Après la crise financière, nous avons connu une longue période caractérisée par l’assouplissement quantitatif et la baisse des taux d’intérêt, un contexte qui a favorisé les valeurs de croissance, mais pesé sur les dividendes. Aujourd’hui, l’ère de l’argent gratuit est révolue et nous pensons que le retour à un environnement économique plus normal peut faire émerger de nouveaux leaders sur les marchés boursiers. D’une part, un contexte de taux d’intérêt plus élevés renforce la part des dividendes dans la performance. Le rendement du dividende est généralement moins volatil que le rendement du capital et la capitalisation des dividendes joue un rôle essentiel dans les performances à long terme des actions. L’importance des dividendes est apparue en pleine lumière après l’éclatement des bulles des valeurs de croissance – en 1930, après le krach boursier de 1929, mais aussi dans les années 2000. Cette remarque s’applique également aux années 1970, dernière période durant laquelle l’inflation représentait un enjeu de taille. La fin de « l’argent gratuit » est donc susceptible de bouleverser la hiérarchie des actions, et les années 2020 pourraient bien devenir une décennie où les dividendes sont essentiels aux performances.
Quand le transitoire est devenu permanent
L’événement le plus important des 10 dernières années s’est produit fin octobre 2021, lorsque le président de la Réserve fédérale, Jerome Powell, a admis que la hausse de l’inflation n’était pas « transitoire ». À partir de cette date, les taux d’intérêt à court terme ont augmenté significativement.
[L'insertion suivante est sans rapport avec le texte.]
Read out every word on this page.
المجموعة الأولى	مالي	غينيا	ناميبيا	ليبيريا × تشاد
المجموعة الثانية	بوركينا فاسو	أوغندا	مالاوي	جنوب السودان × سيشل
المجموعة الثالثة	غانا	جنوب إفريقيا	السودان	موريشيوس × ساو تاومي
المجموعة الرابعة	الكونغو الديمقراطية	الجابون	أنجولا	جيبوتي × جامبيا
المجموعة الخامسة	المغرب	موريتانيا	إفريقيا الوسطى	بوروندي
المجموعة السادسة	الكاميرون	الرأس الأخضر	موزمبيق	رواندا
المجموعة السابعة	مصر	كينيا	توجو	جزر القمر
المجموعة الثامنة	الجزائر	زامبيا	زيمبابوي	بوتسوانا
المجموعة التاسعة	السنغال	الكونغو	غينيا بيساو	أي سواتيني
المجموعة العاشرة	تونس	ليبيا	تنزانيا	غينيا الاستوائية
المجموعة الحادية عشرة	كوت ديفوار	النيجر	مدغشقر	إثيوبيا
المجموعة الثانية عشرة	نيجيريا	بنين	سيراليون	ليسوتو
Cela nous a ramenés à un environnement plus normal par rapport à la période qui avait suivi la crise financière mondiale. Mais en 2021, avant même les commentaires de Jerome Powell, des entreprises nous confiaient qu’elles augmentaient leurs prix pour suivre la hausse des coûts. Il était dès lors évident que l’inflation ne serait pas un phénomène transitoire. J’ai la ferme conviction que les 10 années postérieures à la crise financière constituent une parenthèse qui s’est refermée et ne préfigure en rien ce qui nous attend dans les 10 à 20 prochaines années.